The U.S. Federal Trade Commission (FTC) announced last week it had sent warning letters to three companies advertising cannabidiol products with unproven claims that their products were able to treat or cure serious ailments and health conditions like multiple sclerosis, colitis, cigarette addiction and diabetes.
Cannabidiol, also known as CBD, is an extract from cannabis plants, including hemp, and is regulated under the Cannabis Act in Canada. CBD is a popular product in North America, with Nielsen forecasting CBD sales of up to US$6 billion in the United States by 2025. In Canada, it is predominantly sold as an oil, oral spray, or gel capsule. Later this year it will become available in edibles like chocolates and beverages and in topical applications.
The fast growth of the market in North America has led to rapid industry expansion, with some companies making health and efficacy claims to promote and differentiate their CBD products. According to the FTC, the companies who received letters from the FTC had websites promoting CBD products for sale in the United States with claims such as “works like magic” to relieve “even the most agonizing pain” better than prescription opioid painkillers. One company claimed its CBD gummies were highly effective at treating “the root cause of most major degenerative diseases, including arthritis, heart disease, fibromyalgia, cancer, asthma, and a wide spectrum of autoimmune disorders.”
The regulatory restrictions in Canada are broad and cover all aspects of promoting cannabis. Trademarks, advertisements, brand elements, and packaging should all be reviewed thoroughly to ensure they do not make deceptive health claims. For example, the Canadian Cannabis Act prohibits the promotion of cannabis in a manner that is false, misleading, or deceptive, or that creates an erroneous impression about the health effects or health risks of the product. This limitation applies to CBD products sold for non-medical purposes through authorized licensed sellers and cannabis obtained via a health care practitioner’s authorization for medical use. Similarly, the Cannabis Regulations coming into force in October will prohibit express or implied representations of cannabis products (including foods, beverages, and topicals) that could create the impression of any “health or cosmetic benefits”.
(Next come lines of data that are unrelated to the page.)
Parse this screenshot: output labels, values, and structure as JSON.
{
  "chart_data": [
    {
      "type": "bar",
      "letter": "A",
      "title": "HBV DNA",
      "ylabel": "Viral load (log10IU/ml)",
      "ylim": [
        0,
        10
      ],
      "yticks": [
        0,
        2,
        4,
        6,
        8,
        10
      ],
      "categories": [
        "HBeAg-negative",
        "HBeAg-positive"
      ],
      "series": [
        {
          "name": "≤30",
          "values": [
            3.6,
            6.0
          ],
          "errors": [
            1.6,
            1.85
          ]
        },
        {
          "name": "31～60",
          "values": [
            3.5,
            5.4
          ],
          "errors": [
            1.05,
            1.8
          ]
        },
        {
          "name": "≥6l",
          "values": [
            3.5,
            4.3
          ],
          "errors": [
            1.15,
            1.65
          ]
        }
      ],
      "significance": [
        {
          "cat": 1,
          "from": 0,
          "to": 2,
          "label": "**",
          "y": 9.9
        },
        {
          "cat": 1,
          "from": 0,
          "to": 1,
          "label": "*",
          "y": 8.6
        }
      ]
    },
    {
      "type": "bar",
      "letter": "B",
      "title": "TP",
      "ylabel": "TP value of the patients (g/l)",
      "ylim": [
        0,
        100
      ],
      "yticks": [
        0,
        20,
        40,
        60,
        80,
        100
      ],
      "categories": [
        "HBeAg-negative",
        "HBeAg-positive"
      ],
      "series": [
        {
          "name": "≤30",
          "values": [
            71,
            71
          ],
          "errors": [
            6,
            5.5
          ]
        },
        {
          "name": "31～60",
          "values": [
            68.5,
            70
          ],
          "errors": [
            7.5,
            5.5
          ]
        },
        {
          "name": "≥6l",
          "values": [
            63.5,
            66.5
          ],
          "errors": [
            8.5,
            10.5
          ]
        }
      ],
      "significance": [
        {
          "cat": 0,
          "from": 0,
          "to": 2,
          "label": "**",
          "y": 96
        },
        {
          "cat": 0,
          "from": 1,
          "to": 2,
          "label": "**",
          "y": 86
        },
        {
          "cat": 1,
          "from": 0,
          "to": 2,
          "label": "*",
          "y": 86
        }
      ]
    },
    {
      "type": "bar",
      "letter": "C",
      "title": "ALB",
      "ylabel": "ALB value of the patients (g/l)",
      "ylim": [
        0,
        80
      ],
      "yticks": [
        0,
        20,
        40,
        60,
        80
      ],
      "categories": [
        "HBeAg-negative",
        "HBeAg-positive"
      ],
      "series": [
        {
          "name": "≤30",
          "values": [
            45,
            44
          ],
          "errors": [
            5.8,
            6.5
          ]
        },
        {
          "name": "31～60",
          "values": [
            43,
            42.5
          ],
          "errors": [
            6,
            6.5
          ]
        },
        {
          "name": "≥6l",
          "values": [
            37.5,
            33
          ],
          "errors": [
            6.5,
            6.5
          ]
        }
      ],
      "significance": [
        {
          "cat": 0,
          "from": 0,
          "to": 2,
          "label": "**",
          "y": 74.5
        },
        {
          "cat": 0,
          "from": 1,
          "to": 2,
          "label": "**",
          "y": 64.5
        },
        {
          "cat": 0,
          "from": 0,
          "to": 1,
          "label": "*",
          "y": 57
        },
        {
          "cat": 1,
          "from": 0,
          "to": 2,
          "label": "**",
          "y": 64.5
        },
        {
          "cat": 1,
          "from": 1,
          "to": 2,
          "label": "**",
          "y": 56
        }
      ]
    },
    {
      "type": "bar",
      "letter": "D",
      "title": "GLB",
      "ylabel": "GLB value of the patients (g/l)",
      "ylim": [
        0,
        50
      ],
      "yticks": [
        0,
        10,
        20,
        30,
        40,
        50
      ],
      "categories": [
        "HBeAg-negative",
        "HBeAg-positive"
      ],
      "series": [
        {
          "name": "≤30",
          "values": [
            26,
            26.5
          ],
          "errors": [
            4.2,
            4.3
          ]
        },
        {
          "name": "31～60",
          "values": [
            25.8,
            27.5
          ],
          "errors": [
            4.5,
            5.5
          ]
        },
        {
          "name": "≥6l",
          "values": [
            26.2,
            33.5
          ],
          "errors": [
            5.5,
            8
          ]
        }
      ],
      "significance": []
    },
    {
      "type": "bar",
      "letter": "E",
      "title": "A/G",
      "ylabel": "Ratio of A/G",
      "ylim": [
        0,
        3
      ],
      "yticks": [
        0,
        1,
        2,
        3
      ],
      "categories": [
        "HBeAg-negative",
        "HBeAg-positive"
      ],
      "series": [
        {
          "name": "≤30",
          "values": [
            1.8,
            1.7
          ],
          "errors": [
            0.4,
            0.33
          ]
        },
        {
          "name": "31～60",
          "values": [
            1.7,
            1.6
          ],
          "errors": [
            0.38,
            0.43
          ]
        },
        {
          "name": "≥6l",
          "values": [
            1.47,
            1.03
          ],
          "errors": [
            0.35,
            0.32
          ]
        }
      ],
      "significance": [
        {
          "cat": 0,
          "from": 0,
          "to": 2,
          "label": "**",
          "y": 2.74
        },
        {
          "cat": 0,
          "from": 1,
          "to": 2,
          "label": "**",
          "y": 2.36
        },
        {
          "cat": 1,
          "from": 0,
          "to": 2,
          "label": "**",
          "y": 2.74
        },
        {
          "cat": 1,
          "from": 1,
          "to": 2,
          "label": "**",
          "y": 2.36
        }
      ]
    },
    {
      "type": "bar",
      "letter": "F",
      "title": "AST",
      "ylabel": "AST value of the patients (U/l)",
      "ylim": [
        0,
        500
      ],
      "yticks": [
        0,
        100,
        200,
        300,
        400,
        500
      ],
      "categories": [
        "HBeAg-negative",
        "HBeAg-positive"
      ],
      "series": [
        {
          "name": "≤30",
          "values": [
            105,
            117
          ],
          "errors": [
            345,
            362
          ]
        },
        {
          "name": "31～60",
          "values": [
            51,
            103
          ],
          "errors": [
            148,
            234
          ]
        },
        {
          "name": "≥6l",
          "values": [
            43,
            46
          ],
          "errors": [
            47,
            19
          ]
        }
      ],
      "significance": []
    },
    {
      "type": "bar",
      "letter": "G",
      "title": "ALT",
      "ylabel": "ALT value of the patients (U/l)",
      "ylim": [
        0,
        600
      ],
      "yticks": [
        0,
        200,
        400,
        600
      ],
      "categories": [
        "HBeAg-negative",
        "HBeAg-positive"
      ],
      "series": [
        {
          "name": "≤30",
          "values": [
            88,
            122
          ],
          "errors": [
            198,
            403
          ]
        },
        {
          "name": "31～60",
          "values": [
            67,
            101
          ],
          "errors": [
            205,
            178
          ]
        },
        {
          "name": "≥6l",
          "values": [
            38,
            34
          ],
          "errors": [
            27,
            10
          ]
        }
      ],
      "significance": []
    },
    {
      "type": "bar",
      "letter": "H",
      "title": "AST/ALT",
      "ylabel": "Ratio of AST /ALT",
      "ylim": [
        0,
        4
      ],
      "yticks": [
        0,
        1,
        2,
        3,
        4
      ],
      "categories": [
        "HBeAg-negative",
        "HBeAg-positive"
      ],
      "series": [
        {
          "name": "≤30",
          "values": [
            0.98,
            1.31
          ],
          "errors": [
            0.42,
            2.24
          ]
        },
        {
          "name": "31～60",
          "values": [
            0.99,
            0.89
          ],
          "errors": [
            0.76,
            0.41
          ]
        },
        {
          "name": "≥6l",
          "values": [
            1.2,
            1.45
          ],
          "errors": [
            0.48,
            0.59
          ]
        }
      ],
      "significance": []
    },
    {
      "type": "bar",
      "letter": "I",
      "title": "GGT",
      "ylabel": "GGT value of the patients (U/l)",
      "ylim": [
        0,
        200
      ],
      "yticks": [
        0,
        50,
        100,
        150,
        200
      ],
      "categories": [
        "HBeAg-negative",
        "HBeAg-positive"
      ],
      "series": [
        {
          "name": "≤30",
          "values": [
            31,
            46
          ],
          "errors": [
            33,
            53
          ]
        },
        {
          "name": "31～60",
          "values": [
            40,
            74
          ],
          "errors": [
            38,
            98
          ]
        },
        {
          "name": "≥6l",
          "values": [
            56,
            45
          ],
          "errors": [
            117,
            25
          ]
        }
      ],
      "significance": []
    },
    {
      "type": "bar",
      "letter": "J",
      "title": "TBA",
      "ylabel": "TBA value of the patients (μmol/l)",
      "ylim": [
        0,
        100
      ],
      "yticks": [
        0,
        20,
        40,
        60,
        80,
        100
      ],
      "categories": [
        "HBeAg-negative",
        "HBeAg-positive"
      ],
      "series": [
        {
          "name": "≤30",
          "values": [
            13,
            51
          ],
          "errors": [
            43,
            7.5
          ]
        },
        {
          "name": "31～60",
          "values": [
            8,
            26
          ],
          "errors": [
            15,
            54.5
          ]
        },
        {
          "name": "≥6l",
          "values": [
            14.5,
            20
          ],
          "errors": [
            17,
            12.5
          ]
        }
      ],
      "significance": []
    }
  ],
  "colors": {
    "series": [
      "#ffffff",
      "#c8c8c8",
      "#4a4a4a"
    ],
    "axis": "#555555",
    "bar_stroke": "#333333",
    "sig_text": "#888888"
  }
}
CBD-containing health products such as prescription drugs and medical devices can be marketed with health claims under the Food and Drugs Act. However, they must be approved by Health Canada and meet a number of additional stringent requirements. Health Canada may introduce a new category of health products containing cannabis and cannabidiol, known as Cannabis Health Products (CHPs). These products would not require practitioner oversight, but would allow producers to make some health-related claims in Canada. Health Canada conducted a consultation this summer on CHPs and has not yet released further information.
Generally, Canadian producers of CBD-based products should be aware of the stringent limitations on how they can market and sell their products. Government regulators, including Health Canada and the FTC in the United States, are watching the market closely. They are not the only regulators with an eye on this sphere. The U.S. Food and Drug Administration announced in July that it sent a warning to a company selling CBD products with unsubstantiated health claims.
Changes are occurring at a rapid pace in the Canadian cannabis space: the market for CBD continues to expand, upcoming regulatory changes will permit edible CBD and cannabis products, and Health Canada may introduce CHPs. As these changes occur and the market matures, government regulators on both sides of the border may move from warning letters to more aggressive enforcement methods in order to ensure both fair competition and the safety of consumers.